Question

The walls of a refrigerator are typically constructed by sandwiching a layer of insulation between sheet metal panels. Consider a wall made from fiberglass insulation of thermal conductivity ki = 0.046 W/m K and thickness Li = 50 mm and steel panels, each of thermal conductivity kp = 60 W/m K and thickness Lp = 3 mm. If the wall separates refrigerated air at TX, i = 4 degree C from ambient air at T infinity, 0 = 25 degree C, what is the heat gain per unit surface area?
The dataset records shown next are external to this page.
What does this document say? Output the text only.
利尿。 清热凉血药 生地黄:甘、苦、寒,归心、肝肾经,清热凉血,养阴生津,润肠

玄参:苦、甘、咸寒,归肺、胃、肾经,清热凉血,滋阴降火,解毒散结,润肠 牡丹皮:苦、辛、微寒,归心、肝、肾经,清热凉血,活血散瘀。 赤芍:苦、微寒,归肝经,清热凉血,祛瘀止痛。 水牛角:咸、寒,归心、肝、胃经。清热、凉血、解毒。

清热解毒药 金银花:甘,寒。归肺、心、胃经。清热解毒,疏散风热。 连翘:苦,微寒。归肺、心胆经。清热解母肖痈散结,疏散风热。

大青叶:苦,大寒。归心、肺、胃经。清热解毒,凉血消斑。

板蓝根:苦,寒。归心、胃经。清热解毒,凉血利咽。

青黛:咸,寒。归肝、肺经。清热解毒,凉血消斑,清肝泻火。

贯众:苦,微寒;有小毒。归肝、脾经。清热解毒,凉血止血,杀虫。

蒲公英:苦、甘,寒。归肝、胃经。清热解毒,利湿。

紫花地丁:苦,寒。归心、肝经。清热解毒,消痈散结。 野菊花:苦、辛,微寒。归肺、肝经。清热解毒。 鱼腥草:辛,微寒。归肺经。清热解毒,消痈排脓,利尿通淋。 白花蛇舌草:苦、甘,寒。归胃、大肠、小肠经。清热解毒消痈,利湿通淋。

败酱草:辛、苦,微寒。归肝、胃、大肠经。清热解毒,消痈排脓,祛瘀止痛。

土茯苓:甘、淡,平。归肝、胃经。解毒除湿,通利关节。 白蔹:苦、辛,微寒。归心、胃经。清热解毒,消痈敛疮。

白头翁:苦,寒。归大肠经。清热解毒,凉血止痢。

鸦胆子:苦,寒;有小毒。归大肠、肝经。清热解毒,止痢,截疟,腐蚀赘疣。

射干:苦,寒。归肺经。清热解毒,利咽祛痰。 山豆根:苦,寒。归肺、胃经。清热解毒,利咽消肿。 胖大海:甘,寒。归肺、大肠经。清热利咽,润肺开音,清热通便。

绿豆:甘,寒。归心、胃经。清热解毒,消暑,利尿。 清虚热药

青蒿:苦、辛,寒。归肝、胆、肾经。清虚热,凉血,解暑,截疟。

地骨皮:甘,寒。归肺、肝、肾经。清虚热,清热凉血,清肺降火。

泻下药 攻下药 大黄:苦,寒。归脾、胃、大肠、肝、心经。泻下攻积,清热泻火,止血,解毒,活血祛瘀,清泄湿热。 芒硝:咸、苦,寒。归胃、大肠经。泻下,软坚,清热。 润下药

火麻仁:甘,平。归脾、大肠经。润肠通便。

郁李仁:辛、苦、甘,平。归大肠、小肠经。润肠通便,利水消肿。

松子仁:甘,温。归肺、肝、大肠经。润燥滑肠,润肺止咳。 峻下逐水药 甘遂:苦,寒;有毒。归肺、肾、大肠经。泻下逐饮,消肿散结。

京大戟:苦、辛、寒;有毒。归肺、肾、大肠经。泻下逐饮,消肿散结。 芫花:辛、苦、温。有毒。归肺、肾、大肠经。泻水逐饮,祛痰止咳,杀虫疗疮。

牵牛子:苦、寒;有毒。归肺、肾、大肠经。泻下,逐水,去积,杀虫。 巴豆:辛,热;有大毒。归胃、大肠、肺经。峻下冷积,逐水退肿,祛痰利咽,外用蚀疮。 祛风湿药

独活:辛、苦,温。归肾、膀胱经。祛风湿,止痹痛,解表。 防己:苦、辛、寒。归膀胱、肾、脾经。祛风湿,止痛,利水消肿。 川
Coefficients associated with natural convection at the inner and outer surfaces may be approximated as hi = h0 = 5 W/m2 K.

Answer 1

q" = 14.122 W/m²

Step-by-step explanation:

We are given;

Thermal conductivity of Fibre glass; k_i = 0.046 W/m.K

thickness of Fibre glass; L_i = 50 mm = 0.05 m

Thermal conductivity of steel panels; k_p = 60 W/m.K

Thickness of steel panels; L_p = 3 mm = 0.003 m

refrigerated air temperature; T∞_i = 4° C

Ambient air temperature; T∞_o = 25° C

h_i = h_0 = 5 W/m².K

Formula to calculate the heat gain per unit surface area in this case is;

q" = (T∞_o - T∞_I)/((1/h_o) + (L_p/k_p) + (L_i/k_i) + (L_p/k_p) + (1/h_i)

Where; ((1/h_o) + (L_p/k_p) + (L_i/k_i) + (L_p/k_p) + (1/h_i) is thermal resistance (R_th)

Plugging in the relevant values;

q" = (25 - 4)/((1/5) + (0.003/60) + (0.05/0.046) + (0.003/60) + (1/5))

q" = 14.122 W/m²